In the past couple of weeks, I have given presentations to two of these 'external entities' that I thought were worth sharing with the ILC community today. In both cases the interest relates to how the growing ILC design effort will fit into the broader context of the worldwide high energy physics program. To achieve our goals for the GDE, we will require increased resources over the coming few years, if we are to accomplish a design and costing effort, initialize partnerships with industry and continue our R&D program to support the baseline and alternatives for the machine. How do our ILC/GDE ambitions fit into the other ambitions for particle physics projects in the coming years?

In 2001, a HEPAP subpanel that I co-chaired with Jon Bagger of Johns Hopkins was charged with the job of creating a long range plan for particle physics for the U.S. One outcome of that study was the realization that there was no mechanism in place that involved the scientific community in determining priorities nationally between projects that cost approximately $100-500M. Projects could be approved by one laboratory, and then end up competing for funding with other such initiatives from another laboratory. In order to insure sufficient community input into the resulting difficult and important priority decisions, the HEPAP long range subpanel recommended the creation of the 'Particle Physics Project Prioritization Panel (P5).'

This P5 panel was constituted and is chaired by Abe Seiden of the University of California, Santa Cruz. They are now actively working on creating a 'roadmap' for HEP projects in the US for the next 5 years or so, taking into account only approved projects, budget projections, etc. Clearly, the needs of our growing program toward the ILC must be carefully considered in creating a realistic roadmap, and for that reason, it was very useful for me to be able outline to P5 our plans and needs for the next few years.

My second meeting with an external entity over the last couple of weeks was at CERN, where I was invited to give a report on the ILC / GDE to the CERN Scientific Policy Committee, chaired by Ken Peach, the recently appointed director of the John Adams Institute for Accelerator Science in the U.K. This was a nice opportunity for me to be able to present the GDE and ILC to that group and to get their reactions to what we are doing and our plans. In general, the reactions were quite encouraging, and not surprisingly there was much interest in the interplay between our plans for the ILC, and their programs for the LHC and for CLIC.

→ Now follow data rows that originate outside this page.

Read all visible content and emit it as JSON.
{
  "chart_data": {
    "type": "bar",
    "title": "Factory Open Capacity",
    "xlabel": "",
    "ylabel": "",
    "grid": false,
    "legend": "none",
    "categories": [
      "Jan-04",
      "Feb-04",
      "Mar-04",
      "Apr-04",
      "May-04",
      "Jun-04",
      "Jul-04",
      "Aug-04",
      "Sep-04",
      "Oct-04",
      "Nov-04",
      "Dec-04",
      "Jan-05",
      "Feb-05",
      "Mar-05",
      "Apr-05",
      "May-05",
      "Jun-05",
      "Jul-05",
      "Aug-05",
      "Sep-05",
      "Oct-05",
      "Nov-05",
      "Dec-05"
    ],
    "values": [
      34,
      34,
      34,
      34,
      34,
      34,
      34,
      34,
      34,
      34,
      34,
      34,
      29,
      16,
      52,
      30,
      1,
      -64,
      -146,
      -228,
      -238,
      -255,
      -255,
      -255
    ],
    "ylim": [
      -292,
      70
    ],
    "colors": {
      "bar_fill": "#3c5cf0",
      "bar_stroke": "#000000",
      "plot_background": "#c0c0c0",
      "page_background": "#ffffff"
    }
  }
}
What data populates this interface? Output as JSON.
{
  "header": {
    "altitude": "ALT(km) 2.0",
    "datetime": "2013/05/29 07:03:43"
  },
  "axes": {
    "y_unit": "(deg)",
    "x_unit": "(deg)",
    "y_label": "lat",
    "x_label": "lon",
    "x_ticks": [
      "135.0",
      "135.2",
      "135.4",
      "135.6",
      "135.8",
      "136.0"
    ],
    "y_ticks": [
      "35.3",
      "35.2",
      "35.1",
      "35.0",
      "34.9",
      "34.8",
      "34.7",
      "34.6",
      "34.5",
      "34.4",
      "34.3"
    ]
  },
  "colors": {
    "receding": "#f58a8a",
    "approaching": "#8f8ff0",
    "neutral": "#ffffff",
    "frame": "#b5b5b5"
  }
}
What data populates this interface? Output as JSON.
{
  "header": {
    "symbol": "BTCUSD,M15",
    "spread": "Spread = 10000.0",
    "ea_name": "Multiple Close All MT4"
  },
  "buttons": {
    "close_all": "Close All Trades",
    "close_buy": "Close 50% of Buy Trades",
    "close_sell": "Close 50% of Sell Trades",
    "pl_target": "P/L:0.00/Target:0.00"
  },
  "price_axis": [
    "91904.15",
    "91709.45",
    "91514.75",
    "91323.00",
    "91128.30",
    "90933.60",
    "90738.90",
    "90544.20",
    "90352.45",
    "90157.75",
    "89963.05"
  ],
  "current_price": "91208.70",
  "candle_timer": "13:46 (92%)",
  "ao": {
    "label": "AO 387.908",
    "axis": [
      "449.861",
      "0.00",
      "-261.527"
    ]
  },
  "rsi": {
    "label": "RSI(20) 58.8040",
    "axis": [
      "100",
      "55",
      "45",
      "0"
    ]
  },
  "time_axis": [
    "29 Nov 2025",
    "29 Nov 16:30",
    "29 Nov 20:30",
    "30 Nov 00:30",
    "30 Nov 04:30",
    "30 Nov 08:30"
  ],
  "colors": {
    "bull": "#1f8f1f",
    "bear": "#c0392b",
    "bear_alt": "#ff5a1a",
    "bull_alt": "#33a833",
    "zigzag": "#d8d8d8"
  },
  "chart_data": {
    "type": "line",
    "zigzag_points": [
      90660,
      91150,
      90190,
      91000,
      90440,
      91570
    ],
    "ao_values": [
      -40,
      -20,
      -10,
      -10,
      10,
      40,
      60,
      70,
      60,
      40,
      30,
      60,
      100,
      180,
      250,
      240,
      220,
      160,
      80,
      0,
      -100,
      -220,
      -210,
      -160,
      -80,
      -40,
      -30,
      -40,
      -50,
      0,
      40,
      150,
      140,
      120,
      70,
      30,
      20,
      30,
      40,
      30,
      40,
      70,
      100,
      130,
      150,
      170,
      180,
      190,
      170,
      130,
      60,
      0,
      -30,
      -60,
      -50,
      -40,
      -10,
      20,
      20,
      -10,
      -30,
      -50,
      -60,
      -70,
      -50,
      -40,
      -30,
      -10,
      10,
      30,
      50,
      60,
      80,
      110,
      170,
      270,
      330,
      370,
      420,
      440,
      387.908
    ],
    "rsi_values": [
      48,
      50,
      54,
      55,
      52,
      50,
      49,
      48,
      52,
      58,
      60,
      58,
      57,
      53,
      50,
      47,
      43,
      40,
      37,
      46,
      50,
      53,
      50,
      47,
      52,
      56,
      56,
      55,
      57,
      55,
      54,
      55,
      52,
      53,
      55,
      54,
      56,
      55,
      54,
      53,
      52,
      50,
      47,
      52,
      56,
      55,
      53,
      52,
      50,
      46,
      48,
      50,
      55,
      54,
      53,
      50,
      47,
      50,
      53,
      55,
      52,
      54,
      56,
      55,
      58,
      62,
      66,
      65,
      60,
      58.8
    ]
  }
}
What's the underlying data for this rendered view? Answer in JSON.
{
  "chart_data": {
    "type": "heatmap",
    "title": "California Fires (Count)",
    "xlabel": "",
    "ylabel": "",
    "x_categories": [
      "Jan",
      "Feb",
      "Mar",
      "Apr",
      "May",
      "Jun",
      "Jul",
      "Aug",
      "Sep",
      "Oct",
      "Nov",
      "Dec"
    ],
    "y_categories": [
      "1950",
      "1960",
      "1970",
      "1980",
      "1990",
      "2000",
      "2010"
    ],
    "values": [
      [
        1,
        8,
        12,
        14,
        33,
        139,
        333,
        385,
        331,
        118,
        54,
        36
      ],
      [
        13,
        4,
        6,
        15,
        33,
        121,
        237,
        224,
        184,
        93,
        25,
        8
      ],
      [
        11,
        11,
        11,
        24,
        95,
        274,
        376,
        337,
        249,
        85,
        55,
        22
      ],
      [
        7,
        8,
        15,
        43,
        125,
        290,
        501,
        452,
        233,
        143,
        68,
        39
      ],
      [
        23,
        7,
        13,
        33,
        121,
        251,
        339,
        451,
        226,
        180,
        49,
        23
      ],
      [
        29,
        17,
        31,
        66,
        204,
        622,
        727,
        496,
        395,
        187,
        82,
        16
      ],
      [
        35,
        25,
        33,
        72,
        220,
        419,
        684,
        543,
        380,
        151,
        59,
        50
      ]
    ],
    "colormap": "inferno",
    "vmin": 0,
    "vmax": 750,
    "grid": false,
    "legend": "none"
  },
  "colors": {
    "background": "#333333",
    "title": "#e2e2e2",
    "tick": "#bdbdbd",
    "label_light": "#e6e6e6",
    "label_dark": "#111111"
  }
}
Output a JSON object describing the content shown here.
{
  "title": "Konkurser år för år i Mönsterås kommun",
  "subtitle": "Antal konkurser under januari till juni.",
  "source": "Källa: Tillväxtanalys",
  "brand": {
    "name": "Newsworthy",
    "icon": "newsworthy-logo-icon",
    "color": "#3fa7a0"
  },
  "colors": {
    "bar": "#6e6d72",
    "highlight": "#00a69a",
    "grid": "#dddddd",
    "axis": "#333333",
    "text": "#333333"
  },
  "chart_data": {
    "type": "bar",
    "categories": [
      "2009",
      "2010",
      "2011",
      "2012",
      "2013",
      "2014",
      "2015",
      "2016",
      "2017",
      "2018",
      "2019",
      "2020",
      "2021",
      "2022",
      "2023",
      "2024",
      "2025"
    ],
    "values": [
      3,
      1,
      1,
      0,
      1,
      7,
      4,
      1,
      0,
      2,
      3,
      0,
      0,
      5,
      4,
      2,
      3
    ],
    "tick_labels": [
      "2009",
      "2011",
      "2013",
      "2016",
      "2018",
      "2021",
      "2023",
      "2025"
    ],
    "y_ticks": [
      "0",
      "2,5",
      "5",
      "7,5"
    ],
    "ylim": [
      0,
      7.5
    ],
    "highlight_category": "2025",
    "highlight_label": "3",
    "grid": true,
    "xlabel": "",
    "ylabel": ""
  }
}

As an aside, the discussion that followed my presentation to the CERN SPC regarded the CERN Council undertaking of developing a strategic plan for particle physics research in Europe, apparently a responsibility foreseen in the founding convention for CERN. A subgroup will do much advance work in preparation for a meeting next spring in Berlin, where they plan to approve a strategic plan. Such a development clearly has much importance in the future of particle physics in Europe.